The film opens with a gory battle scene—bayonets ripping through blue uniforms, bubbling blood from slit throats and cannons erupting in clouds of gunpowder. It lasts longer than I had expected and I think to myself, ‘I knew I wouldn’t like it.’
Never was a first impression more wrong.
The very next scene is two black soldiers, talking to a man unseen behind the camera like he was God himself—nervous, choosing words carefully, gripped with full attention. They are in a union war camp and it is nighttime.
The audience doesn’t anticipate who is behind the camera until the scene cuts to a man, long-legged and sitting. The heavenly quality of the light shining down on him and the signature salt-and-pepper beard reveal that he can only be one person—the great Abraham Lincoln, 16th president of the United States and abolition-era superman, played by Daniel Day-Lewis.
“It just…it worked,” senior Gabriel Kuhl said. “[In the first scene] they just had him doing small talk with everyday people; they just made him out to be this normal guy.”
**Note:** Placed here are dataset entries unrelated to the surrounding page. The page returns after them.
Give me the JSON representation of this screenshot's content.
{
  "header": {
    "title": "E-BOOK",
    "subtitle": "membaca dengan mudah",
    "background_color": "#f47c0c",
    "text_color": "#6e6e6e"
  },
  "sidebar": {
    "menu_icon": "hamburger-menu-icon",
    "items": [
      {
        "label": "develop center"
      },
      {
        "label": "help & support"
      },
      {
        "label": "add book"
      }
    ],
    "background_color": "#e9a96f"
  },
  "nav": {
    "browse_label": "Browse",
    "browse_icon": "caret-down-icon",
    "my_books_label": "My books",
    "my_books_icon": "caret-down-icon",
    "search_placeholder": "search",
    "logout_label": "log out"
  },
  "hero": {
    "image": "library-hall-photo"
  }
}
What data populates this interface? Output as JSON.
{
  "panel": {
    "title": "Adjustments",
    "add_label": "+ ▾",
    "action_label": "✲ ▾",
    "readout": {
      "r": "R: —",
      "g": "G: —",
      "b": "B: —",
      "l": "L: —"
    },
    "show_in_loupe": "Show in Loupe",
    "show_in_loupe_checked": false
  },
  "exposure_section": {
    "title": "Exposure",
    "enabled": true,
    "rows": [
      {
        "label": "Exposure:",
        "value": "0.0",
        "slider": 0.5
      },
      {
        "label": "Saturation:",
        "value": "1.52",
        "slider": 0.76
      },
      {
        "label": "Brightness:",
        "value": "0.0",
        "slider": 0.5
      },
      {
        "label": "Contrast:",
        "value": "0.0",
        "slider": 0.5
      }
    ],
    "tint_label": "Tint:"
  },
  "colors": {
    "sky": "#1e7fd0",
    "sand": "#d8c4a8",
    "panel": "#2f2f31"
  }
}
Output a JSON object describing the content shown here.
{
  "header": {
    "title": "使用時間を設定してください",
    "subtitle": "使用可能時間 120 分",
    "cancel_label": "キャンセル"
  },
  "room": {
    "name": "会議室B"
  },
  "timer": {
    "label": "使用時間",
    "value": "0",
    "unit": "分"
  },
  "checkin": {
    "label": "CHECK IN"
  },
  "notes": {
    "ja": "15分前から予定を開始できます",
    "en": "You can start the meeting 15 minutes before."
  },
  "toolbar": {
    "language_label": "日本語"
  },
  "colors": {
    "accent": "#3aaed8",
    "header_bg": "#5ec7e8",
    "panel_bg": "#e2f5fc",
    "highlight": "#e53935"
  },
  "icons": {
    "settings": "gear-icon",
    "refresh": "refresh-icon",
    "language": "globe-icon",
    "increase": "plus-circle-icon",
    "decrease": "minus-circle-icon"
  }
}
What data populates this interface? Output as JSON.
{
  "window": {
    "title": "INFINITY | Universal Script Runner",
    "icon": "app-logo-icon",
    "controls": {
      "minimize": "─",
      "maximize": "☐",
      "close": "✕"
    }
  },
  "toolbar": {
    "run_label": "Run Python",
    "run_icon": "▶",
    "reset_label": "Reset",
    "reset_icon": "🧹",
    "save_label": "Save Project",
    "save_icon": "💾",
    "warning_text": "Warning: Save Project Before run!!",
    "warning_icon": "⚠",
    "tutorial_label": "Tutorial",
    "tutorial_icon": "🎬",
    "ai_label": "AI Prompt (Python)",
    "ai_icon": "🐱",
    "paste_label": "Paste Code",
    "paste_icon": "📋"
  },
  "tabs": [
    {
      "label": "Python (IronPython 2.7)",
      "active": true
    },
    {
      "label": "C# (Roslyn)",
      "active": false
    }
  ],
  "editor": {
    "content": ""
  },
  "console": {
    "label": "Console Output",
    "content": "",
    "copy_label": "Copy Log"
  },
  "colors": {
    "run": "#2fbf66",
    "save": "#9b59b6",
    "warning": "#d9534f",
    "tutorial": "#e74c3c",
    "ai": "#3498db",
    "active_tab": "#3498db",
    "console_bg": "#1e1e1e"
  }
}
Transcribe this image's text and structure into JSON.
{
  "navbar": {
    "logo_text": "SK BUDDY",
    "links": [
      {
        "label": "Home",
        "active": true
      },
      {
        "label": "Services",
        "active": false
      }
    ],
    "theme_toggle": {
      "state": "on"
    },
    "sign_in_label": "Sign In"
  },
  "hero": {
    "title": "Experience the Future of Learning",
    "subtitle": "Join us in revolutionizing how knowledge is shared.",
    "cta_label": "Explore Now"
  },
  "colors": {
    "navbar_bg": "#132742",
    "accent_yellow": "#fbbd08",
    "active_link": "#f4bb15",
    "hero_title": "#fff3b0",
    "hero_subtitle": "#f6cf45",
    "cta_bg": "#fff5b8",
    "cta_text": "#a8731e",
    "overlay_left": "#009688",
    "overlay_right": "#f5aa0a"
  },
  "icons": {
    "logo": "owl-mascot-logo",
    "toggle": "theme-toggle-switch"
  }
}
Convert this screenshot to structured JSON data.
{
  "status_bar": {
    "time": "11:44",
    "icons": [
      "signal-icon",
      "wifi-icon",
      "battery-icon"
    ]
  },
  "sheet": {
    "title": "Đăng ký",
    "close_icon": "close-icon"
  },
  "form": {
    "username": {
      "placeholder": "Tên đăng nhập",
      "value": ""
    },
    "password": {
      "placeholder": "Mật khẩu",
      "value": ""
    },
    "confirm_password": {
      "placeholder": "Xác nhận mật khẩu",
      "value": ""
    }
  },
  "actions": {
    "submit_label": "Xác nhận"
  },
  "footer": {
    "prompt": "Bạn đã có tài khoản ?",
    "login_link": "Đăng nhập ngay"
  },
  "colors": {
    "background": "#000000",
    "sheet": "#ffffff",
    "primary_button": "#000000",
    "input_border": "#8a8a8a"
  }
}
It should come as no surprise that the movie was directed by Steven Spielberg. The use of moving shots and captions to introduce characters such as Ulysses S. Grant and General Robert E. Lee was a dead giveaway. The masterful plot was surprisingly accurate to history. It covered the strife Abraham Lincoln went through to pass the 13th Amendment to end slavery and the end of the civil war. Though a few months pass in the film, it does a great job of being concise and hitting all of the major historical points.
The movie is filled with powerful scenes. At one point, Thaddeus Stevens, played by Tommy Lee Jones, reprimands a democrat in the 13th Amendment congressional debate.
Lincoln’s family also drew much emotion, such as when Lincoln’s oldest son, played by Joseph Gordon-Levitt, witnesses the burying of limbs of wounded soldiers at an army hospital; and at the end, when Lincoln’s smallest son, Tad, grips the safety rails at a theater in painful lament after upsetting news.
“[The movie] was able to take a huge subject, one of the greatest presidents, and crunch it to half a month of time. It made politics interesting,” Kuhl said. “It was a real hollistic film; the whole thing was just significant.”
As he grasps the edges of the table at a 13th Amendment cabinet meeting, Day-Lewis enthralls his advisors in a bellowing voice, saying, “I am the president of the United States of America, cloaked in immense power. Go and get me those votes!”
The movie needs not a recommendation—the tremendous applause of the audience as the closing credits rolled spoke for itself.